本文章由计算机程序翻译，如有差异，请以英文原文为准。

求助全文

约1分钟内获得全文求助全文

来源期刊

Behavior Therapy Multiple-

CiteScore

7.40

自引率

2.70%

发文量

113

审稿时长

121 days

期刊介绍： Behavior Therapy is a quarterly international journal devoted to the application of the behavioral and cognitive sciences to the conceptualization, assessment, and treatment of psychopathology and related clinical problems. It is intended for mental health professionals and students from all related disciplines who wish to remain current in these areas and provides a vehicle for scientist-practitioners and clinical scientists to report the results of their original empirical research.
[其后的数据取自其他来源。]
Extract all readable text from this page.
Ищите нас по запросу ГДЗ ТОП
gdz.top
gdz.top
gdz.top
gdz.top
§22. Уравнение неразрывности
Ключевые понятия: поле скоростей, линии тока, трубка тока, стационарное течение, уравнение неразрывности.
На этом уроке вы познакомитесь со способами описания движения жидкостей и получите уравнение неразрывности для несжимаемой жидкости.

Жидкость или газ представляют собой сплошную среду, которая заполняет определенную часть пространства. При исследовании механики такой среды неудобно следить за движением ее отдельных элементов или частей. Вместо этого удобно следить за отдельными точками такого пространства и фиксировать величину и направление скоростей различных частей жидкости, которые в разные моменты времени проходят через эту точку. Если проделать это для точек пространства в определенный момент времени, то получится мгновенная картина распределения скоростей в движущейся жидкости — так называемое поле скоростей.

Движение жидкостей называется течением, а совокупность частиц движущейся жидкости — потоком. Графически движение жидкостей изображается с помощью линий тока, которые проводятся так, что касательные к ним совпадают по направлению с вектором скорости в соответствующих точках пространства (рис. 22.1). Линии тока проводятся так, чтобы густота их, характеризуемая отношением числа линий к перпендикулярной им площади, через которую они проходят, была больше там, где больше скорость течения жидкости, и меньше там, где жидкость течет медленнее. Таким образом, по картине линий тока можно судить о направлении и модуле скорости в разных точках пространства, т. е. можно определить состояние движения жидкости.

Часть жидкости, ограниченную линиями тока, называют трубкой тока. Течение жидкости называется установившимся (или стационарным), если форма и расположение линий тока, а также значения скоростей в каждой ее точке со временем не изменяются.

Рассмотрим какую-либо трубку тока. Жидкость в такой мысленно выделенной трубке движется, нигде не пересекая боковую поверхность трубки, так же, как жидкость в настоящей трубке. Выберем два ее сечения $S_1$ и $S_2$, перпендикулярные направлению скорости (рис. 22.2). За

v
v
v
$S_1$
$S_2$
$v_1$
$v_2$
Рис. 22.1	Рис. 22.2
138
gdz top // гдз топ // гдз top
Although the major emphasis is placed upon empirical research, methodological and theoretical papers as well as evaluative reviews of the literature will also be published. Controlled single-case designs and clinical replication series are welcome.